The story of a man who grew up in a sheltered world, never knowing what happened in the past.

For as long as I can remember, I’ve had one arm. The left arm.

I remember my mother embracing me while reading me words that I only heard as her soothing voice. When I turned to embrace her back, I was puzzled to find that I could only touch one side of her, unlike her two homely arms that enveloped me so easily.  When the other kids had troubles learning what was left, what was right, I had no problem at all. To me, it was simple: Left was the arm. Right was nothing.

Some days after that, my mother brought me into a gleaming white room and made me fall asleep. When I woke up, there was a white, rigid wall where my shoulder was left bare without an arm. Learning left and right became even easier for me.

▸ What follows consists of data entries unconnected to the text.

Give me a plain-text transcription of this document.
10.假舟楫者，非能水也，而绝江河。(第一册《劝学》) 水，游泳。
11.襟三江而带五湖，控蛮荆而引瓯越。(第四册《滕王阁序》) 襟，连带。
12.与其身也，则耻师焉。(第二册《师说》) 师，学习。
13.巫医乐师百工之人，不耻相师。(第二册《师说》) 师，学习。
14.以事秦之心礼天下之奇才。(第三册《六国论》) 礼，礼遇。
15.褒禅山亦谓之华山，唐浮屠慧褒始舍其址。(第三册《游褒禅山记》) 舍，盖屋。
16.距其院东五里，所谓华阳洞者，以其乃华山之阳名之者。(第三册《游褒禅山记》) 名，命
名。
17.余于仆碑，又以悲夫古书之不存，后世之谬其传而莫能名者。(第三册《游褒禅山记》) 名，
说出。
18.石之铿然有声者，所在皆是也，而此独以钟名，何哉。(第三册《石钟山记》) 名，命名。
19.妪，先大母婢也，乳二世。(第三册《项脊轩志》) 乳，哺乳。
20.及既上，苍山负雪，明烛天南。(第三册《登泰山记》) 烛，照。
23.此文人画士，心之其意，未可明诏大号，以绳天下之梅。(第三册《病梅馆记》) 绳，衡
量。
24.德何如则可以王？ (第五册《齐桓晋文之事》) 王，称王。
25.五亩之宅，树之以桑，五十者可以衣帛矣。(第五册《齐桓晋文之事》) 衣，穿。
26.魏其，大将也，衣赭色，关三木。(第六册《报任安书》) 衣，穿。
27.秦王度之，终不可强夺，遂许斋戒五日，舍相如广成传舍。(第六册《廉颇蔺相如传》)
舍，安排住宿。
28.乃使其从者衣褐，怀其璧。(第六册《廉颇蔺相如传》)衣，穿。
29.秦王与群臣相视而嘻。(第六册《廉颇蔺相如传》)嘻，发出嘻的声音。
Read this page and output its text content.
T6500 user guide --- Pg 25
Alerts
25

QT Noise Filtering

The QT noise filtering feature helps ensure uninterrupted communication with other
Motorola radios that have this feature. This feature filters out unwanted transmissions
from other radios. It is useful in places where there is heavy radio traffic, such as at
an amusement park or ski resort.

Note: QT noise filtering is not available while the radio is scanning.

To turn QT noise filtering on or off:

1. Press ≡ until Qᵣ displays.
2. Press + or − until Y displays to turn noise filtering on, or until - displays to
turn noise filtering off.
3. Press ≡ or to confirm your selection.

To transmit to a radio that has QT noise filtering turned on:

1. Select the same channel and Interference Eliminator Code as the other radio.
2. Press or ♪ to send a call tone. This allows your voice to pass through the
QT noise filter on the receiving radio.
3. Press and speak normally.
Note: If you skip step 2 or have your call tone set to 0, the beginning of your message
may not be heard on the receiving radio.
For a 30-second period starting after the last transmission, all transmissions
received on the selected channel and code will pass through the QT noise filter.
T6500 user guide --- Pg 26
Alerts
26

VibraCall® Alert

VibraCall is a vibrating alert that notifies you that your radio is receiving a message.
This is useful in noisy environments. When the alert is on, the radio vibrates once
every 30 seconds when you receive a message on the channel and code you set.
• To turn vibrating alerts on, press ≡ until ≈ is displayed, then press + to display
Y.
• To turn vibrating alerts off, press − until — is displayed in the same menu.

Left was the arm. Right was the side that hurt.

Mom used to tell me that something went wrong when I was born, but she always kept me in the dark about what really happened. Whenever I asked her about the strange white scar that ran across my left side, just above the pelvis, her eyes would just brim up with tears and she’d tell me to go to my room.

When I was 7, mom sent me to school. I was at least 2 years older than everyone there and much larger too. For the next 10 years, I was submitted to insults, name-calling, and painful bullying. Just because I only had one arm, stuttered, and started school late, it didn’t mean I was stupid or mentally challenged. They probably were, if they thought my brains were lost with my arm.

I guess that’s when I became withdrawn. Every day I’d refuse to get up and go to the hell they call school. I’d hide in the locker rooms until the corridors were empty, or I’d run everywhere so people won’t have enough time to find something else about me that day to comment on. Everyone hated me.

Things were so bad it got to a point where I would completely black out when someone touched me, and regain consciousness just to find them sprawled beneath my feet. For the next few years I could feel myself being chained to my own painful experiences, not letting anyone into my world, and not letting myself out. I felt something was missing in my life.